The Well-Beloved
- First edition of the novel
- Author: Thomas Hardy
- Language: English
- Genre: Novel
- Publisher: Osgood, McIlvaine & Co
- Publication date: 15 October 1897
- Publication place: England

= The Well-Beloved =

1892 novel by Thomas Hardy

The Well-Beloved: A Sketch of a Temperament is a novel by Thomas Hardy. It spans forty years, and follows Jocelyn Pierston, a celebrated sculptor who attempts to create in stone the image of his ideal woman, while he tries also to find her in the flesh.

It was serialized in 1892, and published as a book in 1897.

==Plot summary==
The novel revolves around Jocelyn Pierston, a sculptor on the Isle of Slingers, and his relationships with three generations of the Caro family.

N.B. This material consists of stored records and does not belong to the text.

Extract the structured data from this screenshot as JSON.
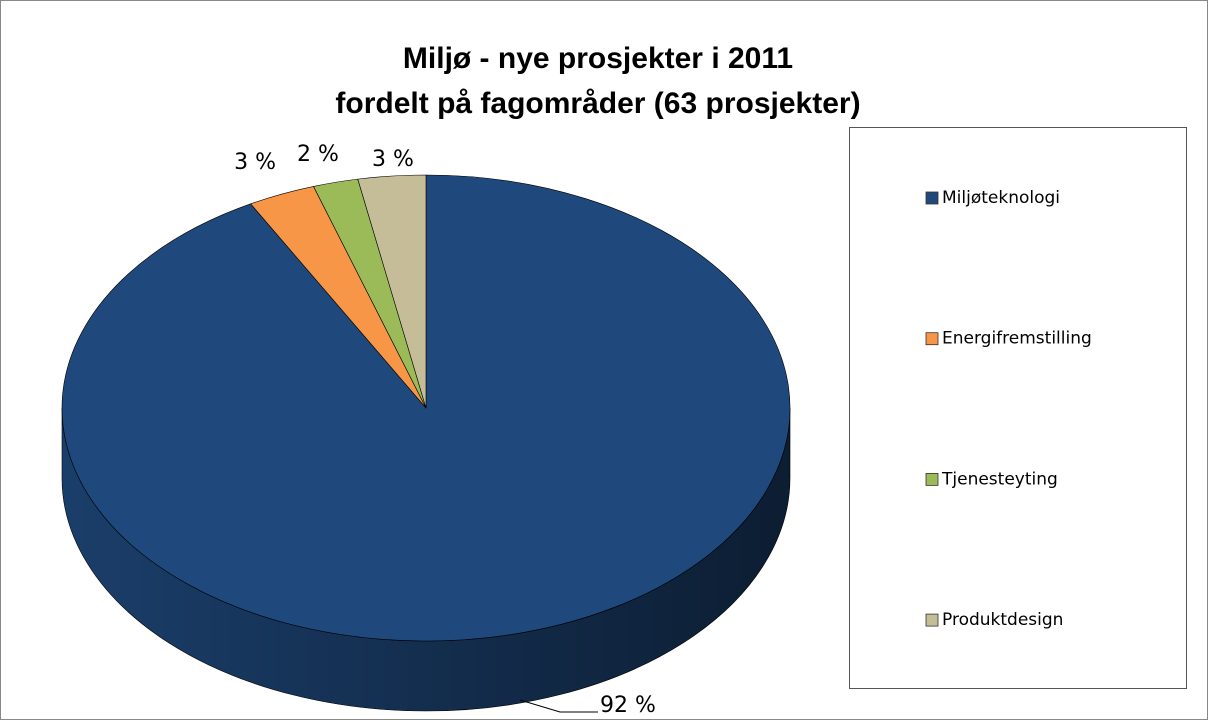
{
  "chart_data": {
    "type": "pie3d",
    "title": [
      "Miljø - nye prosjekter i 2011",
      "fordelt på fagområder (63 prosjekter)"
    ],
    "categories": [
      "Miljøteknologi",
      "Energifremstilling",
      "Tjenesteyting",
      "Produktdesign"
    ],
    "values": [
      92,
      3,
      2,
      3
    ],
    "value_labels": [
      "92 %",
      "3 %",
      "2 %",
      "3 %"
    ],
    "colors": [
      "#1f497d",
      "#f79646",
      "#9bbb59",
      "#c4bd97"
    ],
    "legend": "right"
  }
}
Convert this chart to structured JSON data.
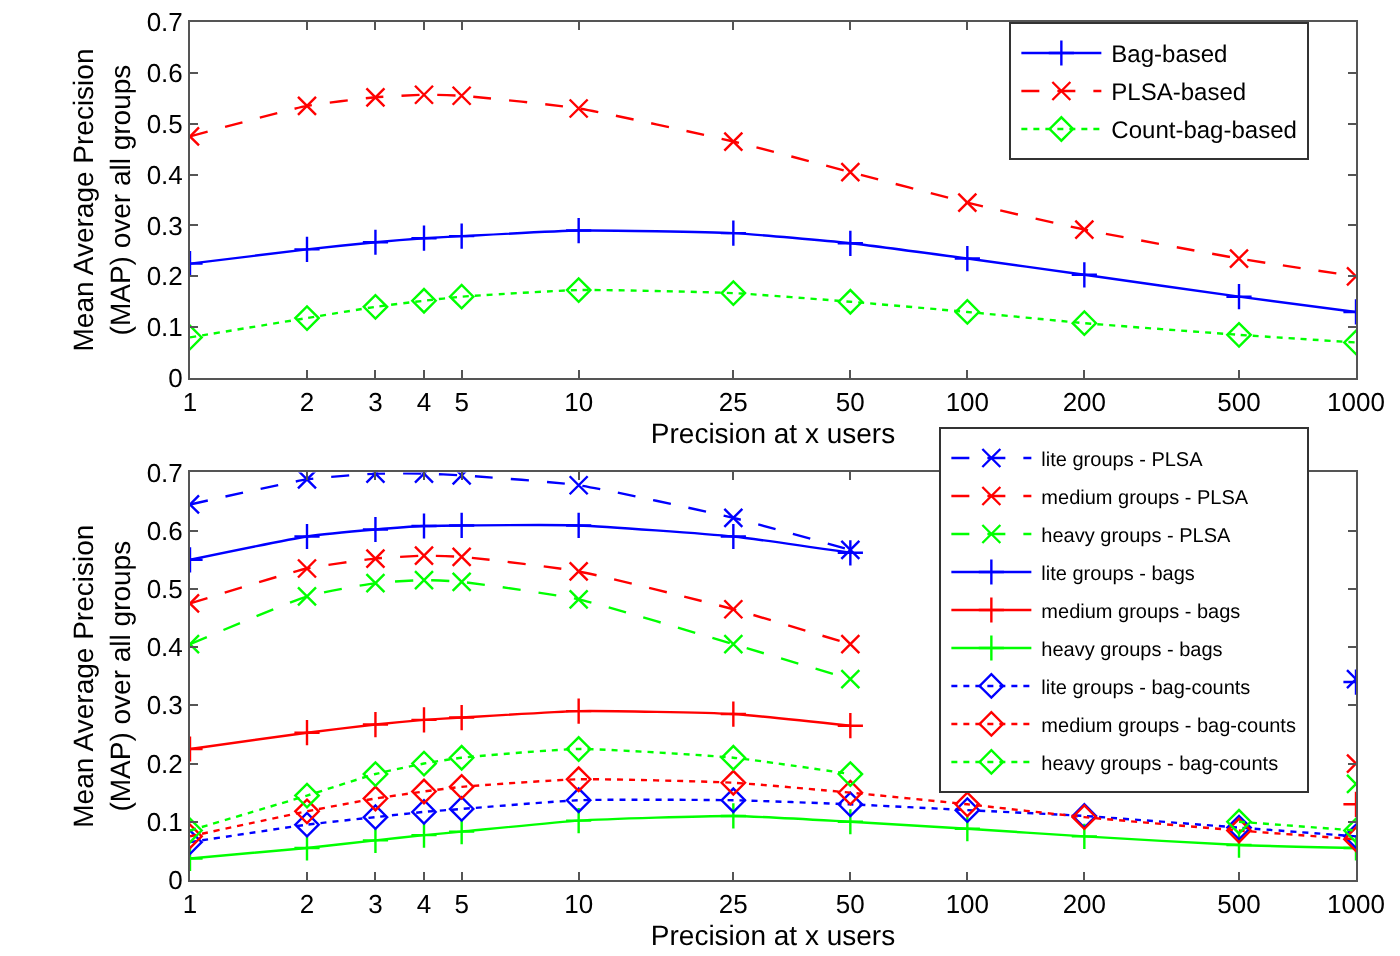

In the first part, a 20-year–old Jocelyn Pierston arrives from London to the Isle of Slingers. It is established that he is looking for the 'Well-Beloved', an intangible form of feminine beauty that seems to 'manifest' itself in various women. He believes that the concept is present in Avice Caro, a childhood friend of Pierston. The two begin a romance, and Avice's innocence and purity is highlighted. He shortly after encounters Miss Marcia Bencomb, however, and comes to believe that the Well-Beloved has settled within her. He proposes marriage to Marcia, rejecting Avice. Mr Bencomb, however, forbids the marriage, taking Marcia abroad, while Avice marries her cousin.

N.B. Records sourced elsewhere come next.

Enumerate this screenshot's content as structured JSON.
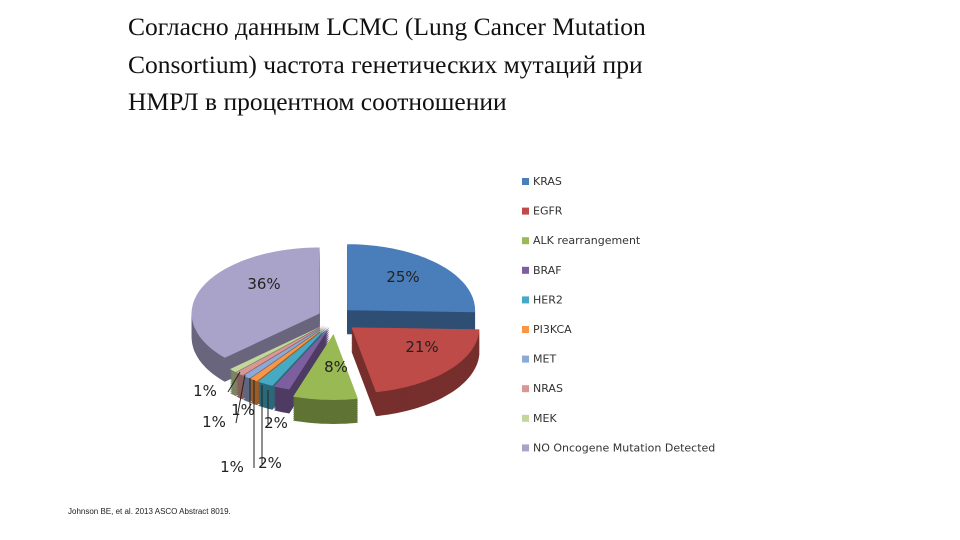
{
  "title_lines": [
    "Согласно  данным LCMC (Lung Cancer Mutation",
    "Consortium)  частота генетических мутаций при",
    "НМРЛ  в процентном соотношении"
  ],
  "source": "Johnson BE, et al. 2013 ASCO Abstract 8019.",
  "chart_data": {
    "type": "pie",
    "style": "3d-exploded",
    "legend_position": "right",
    "categories": [
      "KRAS",
      "EGFR",
      "ALK rearrangement",
      "BRAF",
      "HER2",
      "PI3KCA",
      "MET",
      "NRAS",
      "MEK",
      "NO Oncogene Mutation Detected"
    ],
    "values": [
      25,
      21,
      8,
      2,
      2,
      1,
      1,
      1,
      1,
      36
    ],
    "data_labels": [
      "25%",
      "21%",
      "8%",
      "2%",
      "2%",
      "1%",
      "1%",
      "1%",
      "1%",
      "36%"
    ],
    "colors": [
      "#4a7ebb",
      "#be4b48",
      "#98b954",
      "#7d5fa0",
      "#46aac5",
      "#f79646",
      "#8da9d6",
      "#d99694",
      "#c3d69b",
      "#a9a3c9"
    ]
  }
}
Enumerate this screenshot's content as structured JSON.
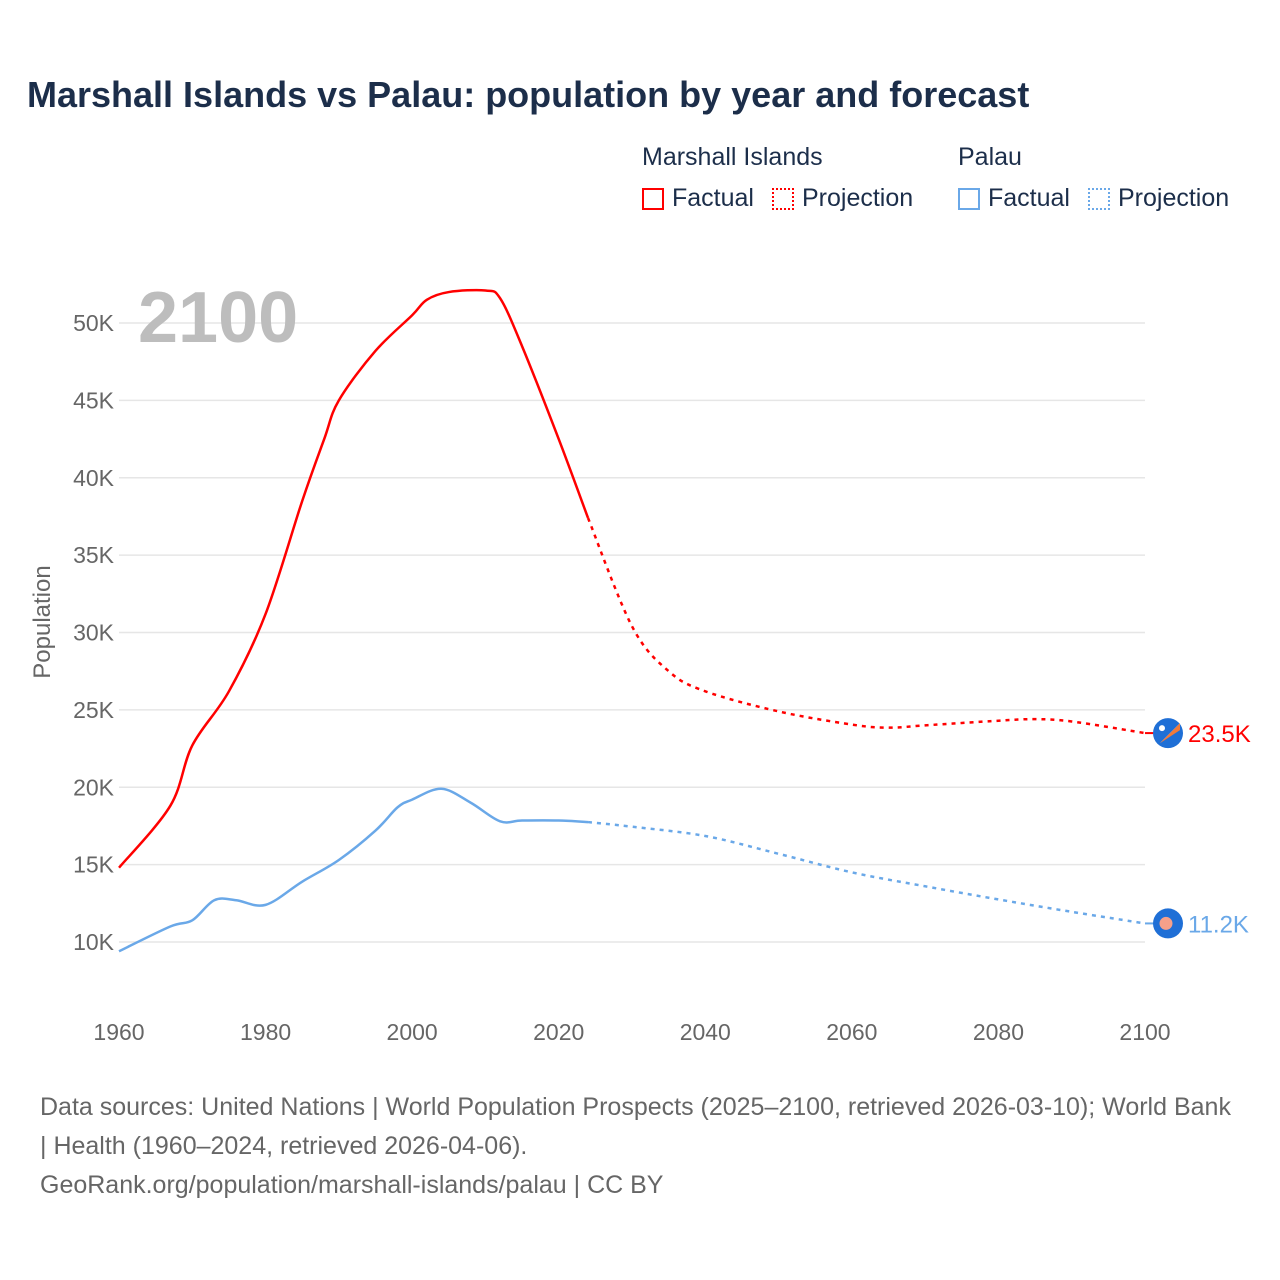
{
  "title": "Marshall Islands vs Palau: population by year and forecast",
  "legend": {
    "groups": [
      {
        "name": "Marshall Islands",
        "factual": "Factual",
        "projection": "Projection",
        "color": "#ff0000"
      },
      {
        "name": "Palau",
        "factual": "Factual",
        "projection": "Projection",
        "color": "#6aa8e8"
      }
    ]
  },
  "year_label": "2100",
  "footer": {
    "sources": "Data sources: United Nations | World Population Prospects (2025–2100, retrieved 2026-03-10); World Bank | Health (1960–2024, retrieved 2026-04-06).",
    "link": "GeoRank.org/population/marshall-islands/palau | CC BY"
  },
  "chart_data": {
    "type": "line",
    "title": "Marshall Islands vs Palau: population by year and forecast",
    "xlabel": "",
    "ylabel": "Population",
    "xlim": [
      1960,
      2100
    ],
    "ylim": [
      7000,
      54000
    ],
    "x_ticks": [
      1960,
      1980,
      2000,
      2020,
      2040,
      2060,
      2080,
      2100
    ],
    "x_tick_labels": [
      "1960",
      "1980",
      "2000",
      "2020",
      "2040",
      "2060",
      "2080",
      "2100"
    ],
    "y_ticks": [
      10000,
      15000,
      20000,
      25000,
      30000,
      35000,
      40000,
      45000,
      50000
    ],
    "y_tick_labels": [
      "10K",
      "15K",
      "20K",
      "25K",
      "30K",
      "35K",
      "40K",
      "45K",
      "50K"
    ],
    "grid": true,
    "legend_position": "top-right",
    "projection_start": 2024,
    "series": [
      {
        "name": "Marshall Islands",
        "color": "#ff0000",
        "end_label": "23.5K",
        "x": [
          1960,
          1967,
          1970,
          1975,
          1980,
          1985,
          1988,
          1990,
          1995,
          2000,
          2002,
          2005,
          2010,
          2012,
          2015,
          2020,
          2024,
          2030,
          2035,
          2040,
          2050,
          2060,
          2065,
          2070,
          2080,
          2085,
          2090,
          2100
        ],
        "y": [
          14800,
          18800,
          22700,
          26200,
          31200,
          38500,
          42500,
          45000,
          48200,
          50500,
          51500,
          52000,
          52100,
          51600,
          48500,
          42500,
          37400,
          30400,
          27500,
          26200,
          24900,
          24050,
          23850,
          24000,
          24300,
          24400,
          24250,
          23500
        ]
      },
      {
        "name": "Palau",
        "color": "#6aa8e8",
        "end_label": "11.2K",
        "x": [
          1960,
          1967,
          1970,
          1973,
          1976,
          1980,
          1985,
          1990,
          1995,
          1998,
          2000,
          2004,
          2008,
          2012,
          2015,
          2020,
          2024,
          2030,
          2040,
          2050,
          2060,
          2070,
          2080,
          2090,
          2100
        ],
        "y": [
          9400,
          11000,
          11400,
          12700,
          12700,
          12400,
          13900,
          15300,
          17200,
          18700,
          19200,
          19900,
          19000,
          17800,
          17850,
          17850,
          17750,
          17450,
          16850,
          15700,
          14500,
          13600,
          12750,
          11950,
          11200
        ]
      }
    ]
  }
}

The second part follows Jocelyn who, at the age of 40, is a well-respected and wealthy sculptor. He returns to the Isle of Slingers after hearing of the death of Avice, where he encounters her daughter, Ann, working as a laundress. Jocelyn quickly becomes infatuated, calling her 'Avice' and believing that she is a reincarnation of her mother. He proposes but Ann refuses, explaining that she is already married to Isaac Pierston. She gives birth to a daughter, who she names 'Avice'.

In the final part Jocelyn is 60. He receives word of Isaac Pierston's death, and returns to the island to ask Ann to marry him; however, upon seeing her daughter (the granddaughter of the original Avice Caro) he falls in love with her, believing that the 'Well-Beloved' has incarnated within her. Jocelyn pays court to her but only at night, so his features are obscured; when Avice realises he is an old man, she is repulsed. Jocelyn proposes, only for Avice to elope the same night; Ann Caro dies of shock. Ultimately, Jocelyn Pierston enters a platonic marriage with Marcia Bencomb.

==Background==
The main setting of the novel, the Isle of Slingers, is based on the Isle of Portland in Dorset, southern England.

Many of Hardy's novels were set in Dorset. The Well Beloved is one of Hardy's last novels. It was first published in three-part serial form in 1892, and then revised and re-published as a book in 1897, after Hardy's last novel Jude the Obscure (1895). The novel tells the story of the sculptor Jocelyn Pierston's search for the ideal woman, through three generations of a Portland family.

A cottage housing what is now part of Portland Museum, on the Isle of Portland, founded by Marie Stopes, a friend of Hardy and his wife, was an inspiration for the book. The cottage acted as the home of Avice, the novel's heroine.

==Themes==
The frequent time skips within the novel are mirrored by the sense of vast geological time, which is heightened by the description of the stone of the Isle of Slingers which makes up the novel's opening chapter. It is Pierston's inability to settle in a relationship with any individual member of the Caro family that makes him a transient figure 'outside' time. His refusal to participate in the "cycle of generations" implied by the geological history of the stones makes him a disruptive, temporarily disturbed presence.